資治通鑑漢紀四十九 孝靈皇帝上之下 光和三年 前395年
春夏 赦令と江夏蛮
- 正月、天下に大赦があった。
- 夏四月、江夏の蛮が反乱した。
秋冬 地震・彗星・鮮卑
- 秋、酒泉で地震が起きた。
- 冬、狼弧のあたりに彗星が現れた。
- 鮮卑が幽州・并州を侵した。
十二月 何皇后の立后
- 貴人何氏が皇后に立てられた。
- 兄の何進は潁川太守から侍中に徴された。
- 何皇后はもとは南陽の屠家の出で、選ばれて後宮に入り、皇子弁を生んだため立后された。
この年 畢圭・霊昆苑の造営
- 畢圭苑・霊昆苑が造営された。
- 司徒楊賜は、先帝の苑囿は礼にかなっていたのに、今は郊外の肥沃な土地を奪って苑囿とし、田園を壊して居民を追い、禽獣を放つのは赤子を保つ政治に反すると諫めた。
- さらに城外にはすでに苑囿が五六もあり、四時の遊猟には十分であるとして、夏禹の卑宮や文帝の露台を引き、民の労苦を思うよう求めた。

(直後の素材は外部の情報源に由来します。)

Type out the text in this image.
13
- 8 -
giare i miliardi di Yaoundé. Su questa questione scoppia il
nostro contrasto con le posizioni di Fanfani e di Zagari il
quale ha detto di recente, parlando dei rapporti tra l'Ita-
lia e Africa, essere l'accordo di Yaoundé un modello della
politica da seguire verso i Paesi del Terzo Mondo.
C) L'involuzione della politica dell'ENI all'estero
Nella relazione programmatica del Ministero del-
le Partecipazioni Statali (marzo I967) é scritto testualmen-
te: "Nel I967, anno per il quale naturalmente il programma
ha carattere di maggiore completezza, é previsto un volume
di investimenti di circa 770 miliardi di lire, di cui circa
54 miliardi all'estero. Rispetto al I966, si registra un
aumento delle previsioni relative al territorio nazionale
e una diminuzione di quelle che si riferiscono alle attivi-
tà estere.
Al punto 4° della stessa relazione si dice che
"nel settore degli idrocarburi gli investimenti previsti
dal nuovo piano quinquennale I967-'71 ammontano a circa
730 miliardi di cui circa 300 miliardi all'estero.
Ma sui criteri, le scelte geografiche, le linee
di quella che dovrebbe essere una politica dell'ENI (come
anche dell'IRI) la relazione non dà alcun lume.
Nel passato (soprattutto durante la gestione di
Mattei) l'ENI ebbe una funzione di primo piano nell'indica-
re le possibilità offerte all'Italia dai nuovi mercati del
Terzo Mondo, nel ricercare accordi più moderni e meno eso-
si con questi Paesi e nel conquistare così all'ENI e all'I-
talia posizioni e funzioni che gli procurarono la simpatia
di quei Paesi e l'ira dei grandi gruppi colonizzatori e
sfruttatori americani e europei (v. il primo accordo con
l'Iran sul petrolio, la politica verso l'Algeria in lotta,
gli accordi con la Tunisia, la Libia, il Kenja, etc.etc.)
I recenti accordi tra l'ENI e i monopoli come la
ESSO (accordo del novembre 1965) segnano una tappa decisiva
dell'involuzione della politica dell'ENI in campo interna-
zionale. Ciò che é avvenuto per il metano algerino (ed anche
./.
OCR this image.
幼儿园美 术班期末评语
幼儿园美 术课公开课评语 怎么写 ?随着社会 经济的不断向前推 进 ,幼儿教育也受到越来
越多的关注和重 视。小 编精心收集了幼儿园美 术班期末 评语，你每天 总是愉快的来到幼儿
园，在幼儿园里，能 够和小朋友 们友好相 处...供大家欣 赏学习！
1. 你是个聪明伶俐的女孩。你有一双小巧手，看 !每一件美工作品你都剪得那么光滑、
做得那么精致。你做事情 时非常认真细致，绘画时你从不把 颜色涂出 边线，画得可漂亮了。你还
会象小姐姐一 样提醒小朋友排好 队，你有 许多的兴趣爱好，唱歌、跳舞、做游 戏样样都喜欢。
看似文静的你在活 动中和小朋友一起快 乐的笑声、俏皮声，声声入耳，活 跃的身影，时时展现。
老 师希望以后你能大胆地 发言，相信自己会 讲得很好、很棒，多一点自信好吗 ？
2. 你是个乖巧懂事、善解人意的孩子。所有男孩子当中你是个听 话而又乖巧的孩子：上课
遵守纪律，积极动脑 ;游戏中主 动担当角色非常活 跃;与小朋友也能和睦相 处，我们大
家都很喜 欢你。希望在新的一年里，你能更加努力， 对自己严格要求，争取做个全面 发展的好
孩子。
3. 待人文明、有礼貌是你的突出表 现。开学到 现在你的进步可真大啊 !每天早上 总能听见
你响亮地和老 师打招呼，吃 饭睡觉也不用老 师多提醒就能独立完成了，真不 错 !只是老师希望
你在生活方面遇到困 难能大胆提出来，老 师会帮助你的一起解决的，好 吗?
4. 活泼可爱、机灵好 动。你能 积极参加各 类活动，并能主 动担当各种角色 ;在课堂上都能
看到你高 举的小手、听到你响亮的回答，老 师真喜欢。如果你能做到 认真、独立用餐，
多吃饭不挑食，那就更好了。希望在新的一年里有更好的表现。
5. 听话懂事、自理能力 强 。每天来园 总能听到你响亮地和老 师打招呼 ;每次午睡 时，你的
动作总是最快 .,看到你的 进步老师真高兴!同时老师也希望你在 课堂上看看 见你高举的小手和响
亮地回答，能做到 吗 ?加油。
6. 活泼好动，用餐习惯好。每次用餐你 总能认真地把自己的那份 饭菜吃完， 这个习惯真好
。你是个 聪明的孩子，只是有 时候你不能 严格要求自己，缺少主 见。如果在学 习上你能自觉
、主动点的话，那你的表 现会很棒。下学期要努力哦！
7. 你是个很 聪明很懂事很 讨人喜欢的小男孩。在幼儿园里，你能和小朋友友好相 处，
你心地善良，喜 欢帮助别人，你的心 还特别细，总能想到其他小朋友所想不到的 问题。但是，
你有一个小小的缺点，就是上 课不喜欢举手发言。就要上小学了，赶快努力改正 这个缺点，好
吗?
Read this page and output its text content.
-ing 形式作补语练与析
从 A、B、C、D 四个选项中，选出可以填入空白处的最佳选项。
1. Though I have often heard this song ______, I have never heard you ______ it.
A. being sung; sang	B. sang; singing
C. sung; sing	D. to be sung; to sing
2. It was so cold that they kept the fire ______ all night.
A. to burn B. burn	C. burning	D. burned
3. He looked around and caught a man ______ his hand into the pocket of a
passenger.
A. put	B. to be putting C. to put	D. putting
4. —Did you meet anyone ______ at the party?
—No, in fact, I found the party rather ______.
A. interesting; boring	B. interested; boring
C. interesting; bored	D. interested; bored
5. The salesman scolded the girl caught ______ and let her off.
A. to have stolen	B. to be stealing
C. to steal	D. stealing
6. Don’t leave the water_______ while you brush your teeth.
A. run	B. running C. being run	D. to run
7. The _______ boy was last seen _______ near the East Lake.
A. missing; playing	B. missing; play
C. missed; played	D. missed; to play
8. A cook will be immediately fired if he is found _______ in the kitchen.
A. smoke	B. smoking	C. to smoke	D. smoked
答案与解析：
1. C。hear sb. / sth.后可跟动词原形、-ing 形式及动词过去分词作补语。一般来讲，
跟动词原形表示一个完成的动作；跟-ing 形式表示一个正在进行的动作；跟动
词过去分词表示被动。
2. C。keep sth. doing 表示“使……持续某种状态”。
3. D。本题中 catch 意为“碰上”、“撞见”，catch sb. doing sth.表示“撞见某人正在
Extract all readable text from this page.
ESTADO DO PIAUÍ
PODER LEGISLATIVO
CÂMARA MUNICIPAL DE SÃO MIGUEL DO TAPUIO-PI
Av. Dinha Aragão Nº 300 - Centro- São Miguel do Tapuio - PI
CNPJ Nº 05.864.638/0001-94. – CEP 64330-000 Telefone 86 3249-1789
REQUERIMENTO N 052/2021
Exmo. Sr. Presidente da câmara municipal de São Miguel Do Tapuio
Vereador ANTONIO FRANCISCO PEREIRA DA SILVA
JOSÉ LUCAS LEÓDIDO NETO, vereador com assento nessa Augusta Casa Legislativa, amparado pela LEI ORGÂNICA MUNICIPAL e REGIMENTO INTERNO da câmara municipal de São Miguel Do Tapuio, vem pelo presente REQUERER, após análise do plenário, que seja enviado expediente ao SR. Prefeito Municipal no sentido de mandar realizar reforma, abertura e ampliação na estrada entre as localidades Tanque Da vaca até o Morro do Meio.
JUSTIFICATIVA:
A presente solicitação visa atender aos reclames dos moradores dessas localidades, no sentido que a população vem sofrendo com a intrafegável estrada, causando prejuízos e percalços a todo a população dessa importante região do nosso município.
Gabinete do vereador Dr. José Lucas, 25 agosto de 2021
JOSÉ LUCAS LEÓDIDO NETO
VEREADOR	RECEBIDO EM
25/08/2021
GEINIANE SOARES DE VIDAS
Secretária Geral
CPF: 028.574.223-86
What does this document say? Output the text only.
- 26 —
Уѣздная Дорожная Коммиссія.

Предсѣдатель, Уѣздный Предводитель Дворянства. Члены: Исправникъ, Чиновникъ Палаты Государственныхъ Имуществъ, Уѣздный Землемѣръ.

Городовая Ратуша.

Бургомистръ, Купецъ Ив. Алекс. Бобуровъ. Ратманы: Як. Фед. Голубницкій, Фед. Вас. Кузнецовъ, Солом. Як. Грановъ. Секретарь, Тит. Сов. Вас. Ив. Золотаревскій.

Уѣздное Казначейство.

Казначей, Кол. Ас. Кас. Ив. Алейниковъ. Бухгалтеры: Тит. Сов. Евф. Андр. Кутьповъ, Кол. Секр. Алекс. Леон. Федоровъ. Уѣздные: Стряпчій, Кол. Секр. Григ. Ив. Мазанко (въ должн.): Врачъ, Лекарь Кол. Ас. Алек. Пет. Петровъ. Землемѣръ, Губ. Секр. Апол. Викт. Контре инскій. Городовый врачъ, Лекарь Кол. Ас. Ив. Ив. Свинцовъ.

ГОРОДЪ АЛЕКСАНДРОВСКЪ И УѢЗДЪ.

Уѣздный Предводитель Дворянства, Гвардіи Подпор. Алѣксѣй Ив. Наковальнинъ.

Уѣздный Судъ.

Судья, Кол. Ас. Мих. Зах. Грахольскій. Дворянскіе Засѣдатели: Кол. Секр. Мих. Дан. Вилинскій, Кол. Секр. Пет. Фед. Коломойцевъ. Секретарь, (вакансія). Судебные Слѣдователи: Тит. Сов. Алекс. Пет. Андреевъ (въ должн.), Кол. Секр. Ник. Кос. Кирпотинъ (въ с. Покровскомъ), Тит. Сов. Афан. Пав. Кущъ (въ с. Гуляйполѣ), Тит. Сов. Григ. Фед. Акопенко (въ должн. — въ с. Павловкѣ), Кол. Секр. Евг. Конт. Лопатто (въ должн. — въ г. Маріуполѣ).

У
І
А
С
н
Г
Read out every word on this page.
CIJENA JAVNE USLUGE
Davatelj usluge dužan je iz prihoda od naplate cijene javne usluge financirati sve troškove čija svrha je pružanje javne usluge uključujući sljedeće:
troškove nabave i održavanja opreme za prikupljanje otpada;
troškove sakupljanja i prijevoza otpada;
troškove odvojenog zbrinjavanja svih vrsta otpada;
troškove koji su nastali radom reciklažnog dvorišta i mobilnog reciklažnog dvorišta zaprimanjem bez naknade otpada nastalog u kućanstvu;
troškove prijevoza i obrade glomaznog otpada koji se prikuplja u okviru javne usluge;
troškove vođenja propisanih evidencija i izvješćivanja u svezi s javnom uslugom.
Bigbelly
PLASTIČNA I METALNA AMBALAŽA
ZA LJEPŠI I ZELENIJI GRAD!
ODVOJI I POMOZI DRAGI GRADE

- 皇帝はいったん中止しようとしたが、侍中の任芝・楽松が、君主の苑囿は民と共にすれば害はないと弁じたため、計画は続行された。
巴郡・荊南の反乱と楊琁
- 巴郡の板楯蛮は引き続き反乱した。
- 蒼梧・桂陽の賊も郡県を攻めた。
- 零陵太守の楊琁は、石灰を積んだ馬車や火をつけた布索、さらに弓弩を積んだ車を用いる戦術を考案した。
- 戦いでは風上から石灰をまき、賊の目をくらませ、火をつけて馬を驚走させ、その混乱に乗じて後続の兵車が弓弩を乱射したため、賊は大いに崩れ、首領を斬って郡内を平定した。
- しかし荊州刺史の趙凱は、楊琁が自ら戦ってもいないのに功を偽ったと誣告した。
- 楊琁は護送中、厳しい監視で弁明できなかったため、自ら腕を噛み切って血で衣に訴状を書き、親族を通じて朝廷に届けさせた。
- 皇帝はこれを認めて無罪とし、楊琁を議郎に任じ、趙凱には誣告の罪を負わせた。